Stepping off the Pearl Street Mall into Boulder’s Antica Roma, one immediately notices the pains taken to recreate a Roman Holiday-worthy street facade. Exposed brick and other architectural details rendered in earthy reds and browns give this interior a retro, back alley feel. However, a few contemporary Italian real estate signs and a lingering scent of cleaning fluids undermined the desired effect during a recent lunch visit with friend Lisa.

Nevertheless, sitting down at a heavy rustic table, as well as studying the menu, helped us return to our Mediterranean fantasy world. The lunch offerings consist of the usual suspects, a mix of panini, pizzas, pastas and entreés ranging from an ambitious smoked salmon pizza to a more traditional chicken marsala.

Our meal began promisingly, with a basket of crusty bread and a substantial dip of oil and pureed sundried tomatoes. While Lisa’s not one for tomatoes, I enjoyed the tang and depth of the scarlet dip, a better alternative to the low-quality oil that often crops up in Italian restaurants. This blend delicately balanced the sweet and almost smoky tones of the tomatoes, and with the bread, would have made for a perfectly acceptable light meal on its own.

Less pleasing were our $3 cups of soup. Lisa’s minestrone tended towards a watery consistency, which unsurprisingly weakened the taste. Longer cooking to help the soup reduce down would have helped, as would the addition of a flavoring agent such as a Parmesan cheese rind. The soup of the day, cream of onion, had a thicker texture, but suffered from a similar deficit of flavor. A dash or two of white pepper and sherry could have effectively addressed this problem.

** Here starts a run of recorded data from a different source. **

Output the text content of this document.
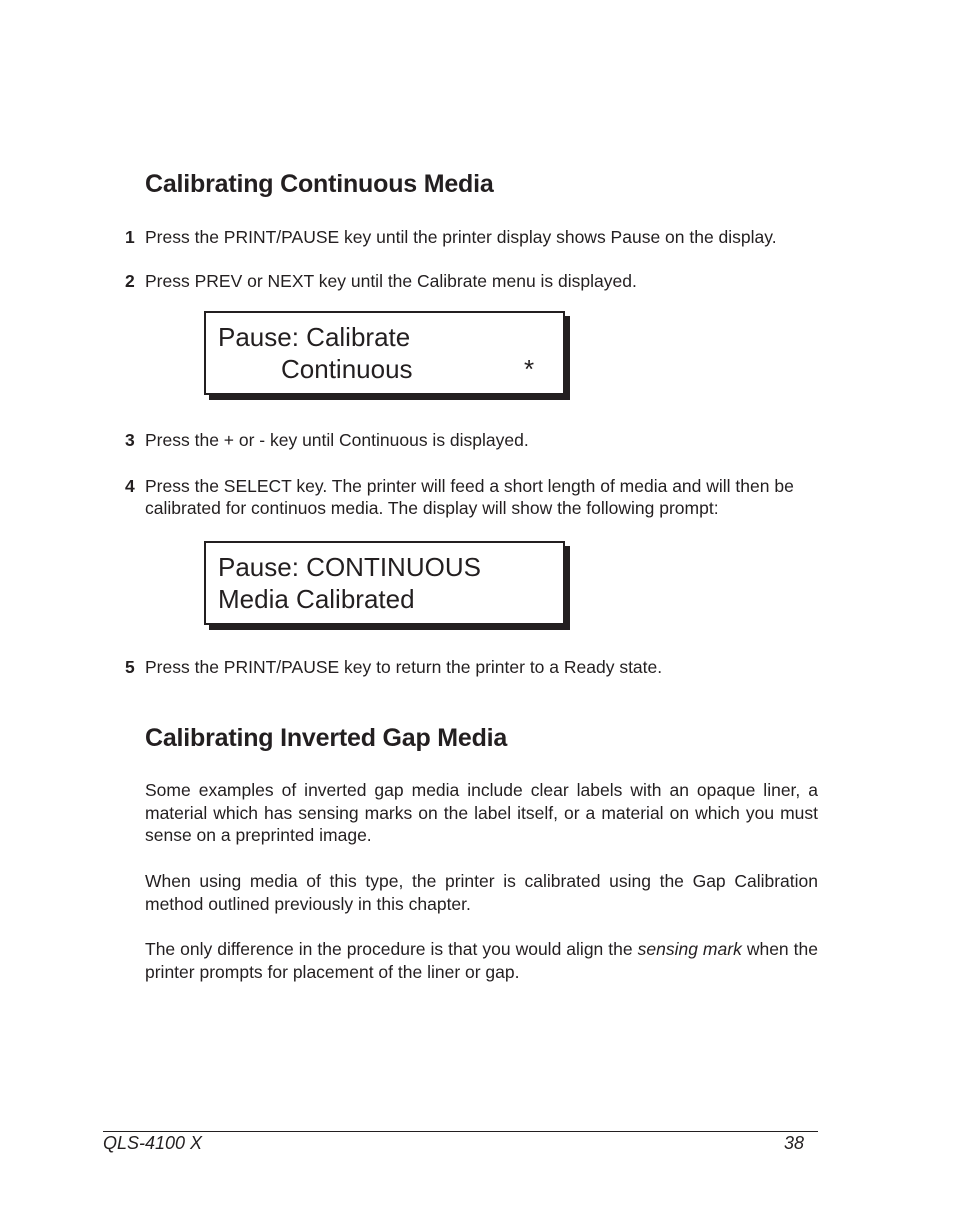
Calibrating Continuous Media
1 Press the PRINT/PAUSE key until the printer display shows Pause on the display.
2 Press PREV or NEXT key until the Calibrate menu is displayed.
Pause: Calibrate
Continuous	*
3 Press the + or - key until Continuous is displayed.
4 Press the SELECT key. The printer will feed a short length of media and will then be calibrated for continuos media. The display will show the following prompt:
Pause: CONTINUOUS
Media Calibrated
5 Press the PRINT/PAUSE key to return the printer to a Ready state.
Calibrating Inverted Gap Media
Some examples of inverted gap media include clear labels with an opaque liner, a material which has sensing marks on the label itself, or a material on which you must sense on a preprinted image.
When using media of this type, the printer is calibrated using the Gap Calibration method outlined previously in this chapter.
The only difference in the procedure is that you would align the sensing mark when the printer prompts for placement of the liner or gap.
QLS-4100 X	38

The $11 rotolo dipasta was Lisa’s main course. This dish consisted of a sheet of pasta spiraling around a filling of ricotta and spinach and sliced to resemble a savory jelly roll. Two sauces are available as an accompaniment, and nightshade-averse Lisa avoided the tomato basil version for the al burro, composed of butter, sage and Parmesan cheese. In contrast to the soup, this was a hearty and flavorful choice. A sprinkle of nutmeg, coupled with the creaminess of the cheeses, evoked the nuanced flavor of fettucine Alfredo. Sage can be pungent, but it was evened out by both the milder taste profiles of the butter and spinach. Lastly, the spinach’s softness created a pleasing contrast to the silky, al dente pasta.

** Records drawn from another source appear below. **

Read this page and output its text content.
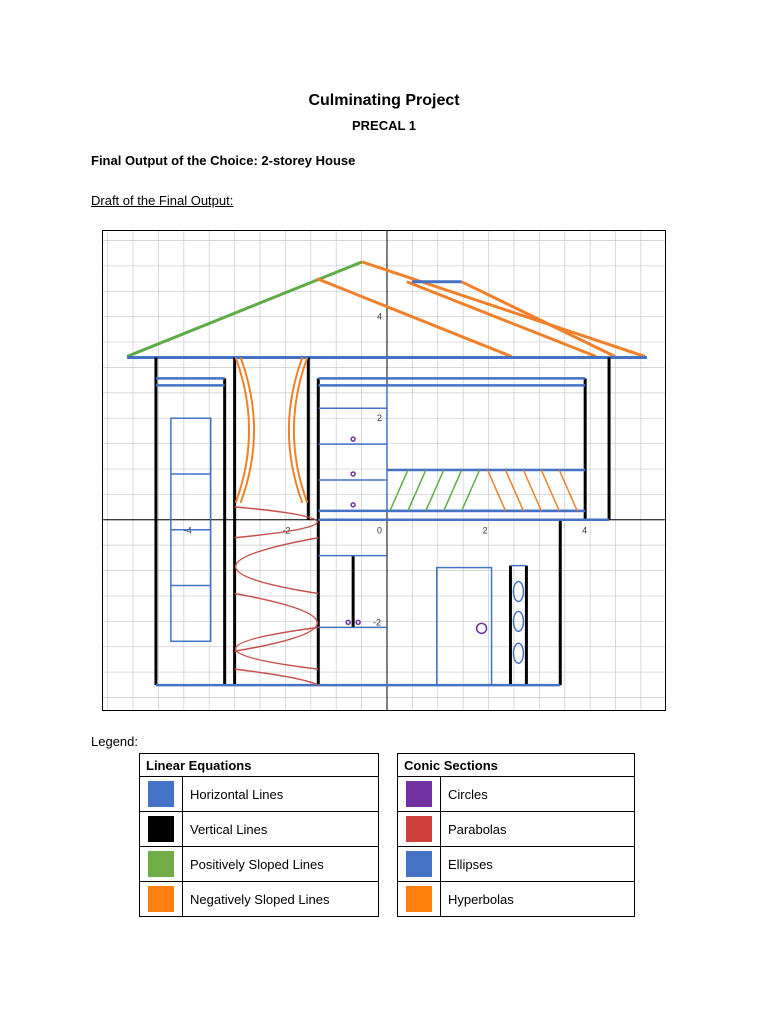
Culminating Project
PRECAL 1
Final Output of the Choice: 2-storey House
Draft of the Final Output:
-4	-2	0	2	4
4
2
-2
Legend:
Linear Equations	
	Horizontal Lines
	Vertical Lines
	Positively Sloped Lines
	Negatively Sloped Lines
Conic Sections	
	Circles
	Parabolas
	Ellipses
	Hyperbolas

I gambled a bit with the $9 fritto misto, a platter of fried zucchini, eggplant, shrimp and calamari sided with marinara sauce for dipping. I
figured it would either be really good or really bad — that’s the
nature of this dish. I’m happy to report that while the vegetables were
a tad limp, the seafood arrived hot, with one of the better fried
coatings I’ve recently encountered. The seafood tasted clean but also
assertive enough to work well with the brightly flavored marinara.

We ended by sharing a smooth and not-too-sweet $5 Perugina dark chocolate mousse, satisfying but not too
heavy. As I took my final sips of a potent $3.50 espresso, I noted that
the décor here paralleled the dining experience. While the modern Roman
advertisements may have been as out of place as the so-so soups, the
overall experience here isn’t at all bad.

Clay`s Obscurity Corner:
Pilfering Peruggia
The confectioner Perugina is located in Perugia, Italy, not far from Florence, the one-time home of Vincenzo Peruggia. He was arguably the 20th century’s greatest art thief. He was supposedly offended by the notion that the Mona Lisa, an Italian masterwork, was on display in a French museum, the Louvre. Disguised as museum worker, he sauntered into the Louvre in the summer of 1911, and made off with the painting tucked under his uniform. In the aftermath, the police even took to questioning Pablo Picasso. The Mona Lisa was recovered in 1913 after Peruggia tried to sell it in Florence.